Capitol Hill, Washington D.C.
The snore was light, soft and grating.
Antonio lifted his head carefully; he had slept with his neck at just the wrong angle. Gently raising it off of the pillow, he stared at the earlobe in front of him. The convoluted skin was brown, with light fine hair, the occasional whisker peeking out from the darkened depths. Her neck was slender and firm, the skin pulsing almost imperceptibly with each heartbeat.
spread it around
That's what they'd said. It might just as well be what UNIT had told him, when they'd released him without so much as a thank you, after drawing endless samples. He hadn't seen anything more of Sahara or that odd gringo.
Antonio fought the urge to nuzzle the back of her neck. She was Dominican; dark brown irises skittered through with black flecks. He remembered that. But he didn't draw closer. What was the point?
Antonio tried to shift, but his legs were pinned. The snoring paused. He felt a hand slide across his waist, pulling him closer, tighter. He felt coarse stubble brush the back of his neck, a scraping tingle. Antonio sighed.
Perhaps he was doing too good a job.
Antonio gently eased himself out from between the two slumbering forms, his hand finding a damp oval of drool on the pillow. The room was faintly lit with the soft touch of early grays and pinks from the morning sun that hovered and floated inside the bedroom, resting on the rich browns and creams of the wooden floor and ornate shelves.
Antonio sat on the edge of the bed, his fingers kneading the crumpled cotton sheets. Three hundred-thread count, was his first thought. Wallet, was his second thought.
Antonio pushed himself off of the bed and made for the dresser, scanning for keys or money clips, his bare feet soundless on the boards, sticking slightly as they pulled away, moist with humidity, yet quiet, almost inaudible. There were dusty obelisks of framed photographs, precisely lined up, an obsessive compulsive signature. But no cash.
Antonio spied a pair of gray Kenneth Cole slacks slumped at the foot of a chair by the bed, a suspicious wallet-sized lump heavy in the bottom. He knelt down beside them and plucked it out, leafing through the contents, green and thick.

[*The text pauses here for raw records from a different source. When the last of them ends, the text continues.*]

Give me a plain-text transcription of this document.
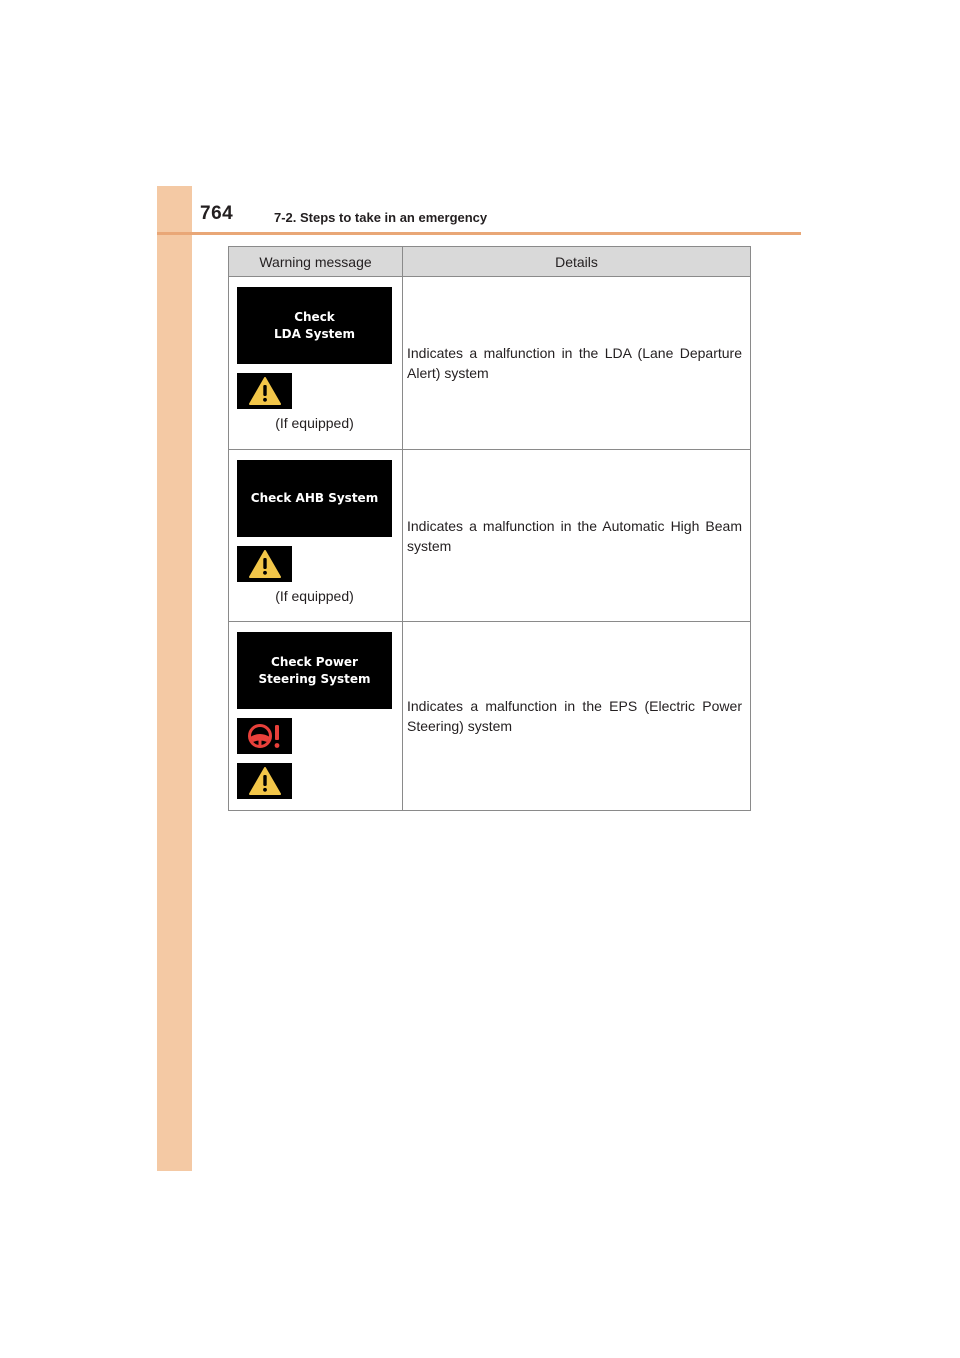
764	7-2. Steps to take in an emergency
Warning message	Details

Check
LDA System
(If equipped)	Indicates a malfunction in the LDA (Lane Departure Alert) system

Check AHB System
(If equipped)	Indicates a malfunction in the Automatic High Beam system

Check Power
Steering System	Indicates a malfunction in the EPS (Electric Power Steering) system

Which, of course, was when he heard a sound.
Antonio grimaced and grabbed his underwear, slowly standing up as if he had been searching for them on the floor all along.
The man was a gringo, stocky and muscled, red hair smooth and furry against the pale white skin.
At first Antonio thought the man was stretching, and Antonio forced his best sexy/not guilty smile across his face.
The man was flexing. No, not flexing. The muscles, white and solid, twitched, fast and quick, faster and faster, beneath the freckled skin.
Antonio found himself backing away, the fake expression falling from his face.
The woman began to twitch as well now, her skin pulling and kicking from within as something, somethings inside struggled to get out.
Antonio backed against the chair and fell awkwardly to the floor, grabbing for his clothes and skidding backwards as he pushed with his feet, coins and keys clattering loudly onto the floor as he thrashed about for his sandals.
It was here. Again.
Antonio knew something that the Doctor didn't; or at least hadn't shared. Antonio had seen it happen. The Bloom fed upon its host as it was born, digesting its womb, but it also fed on something else: fear. As it birthed, its hive body, made up of billions of tiny separate independent entities, coalesced into a superstructure, built from the deepest fears of the host's mind.
Three days, the Doctor had said. The Bloom will feed for three days before sinking into the Earth to hibernate once more.
Antonio could see it now, a faint mist that drifted upwards from the writhing man's pores, hovering over the bloodied body as it swirled and coagulated, gaining shape and depth.
Shirtless and trouser-less, Antonio ran for the door, his sandals clutched in his hands, even as he heard the woman's flesh tear and shred as the mist poured forth.
He flew down the stairs of the brownstone and out into the street, trying not to think, to forget forever the sight of the black and red dragon that shuddered upwards from the bed, sloughing off the pink hide with the fine red hair, its yellow teeth dripping as they stabbed into the handsome skull of its host or the hideous black nothing that had slid out of the woman's body and stared straight into Antonio, daring, triumphant.
He was running now, the pavement cold and wet beneath his feet as he dashed through the deserted streets. From within windows and echoing alleys, he heard the screams and cries as the city woke- and began to feed.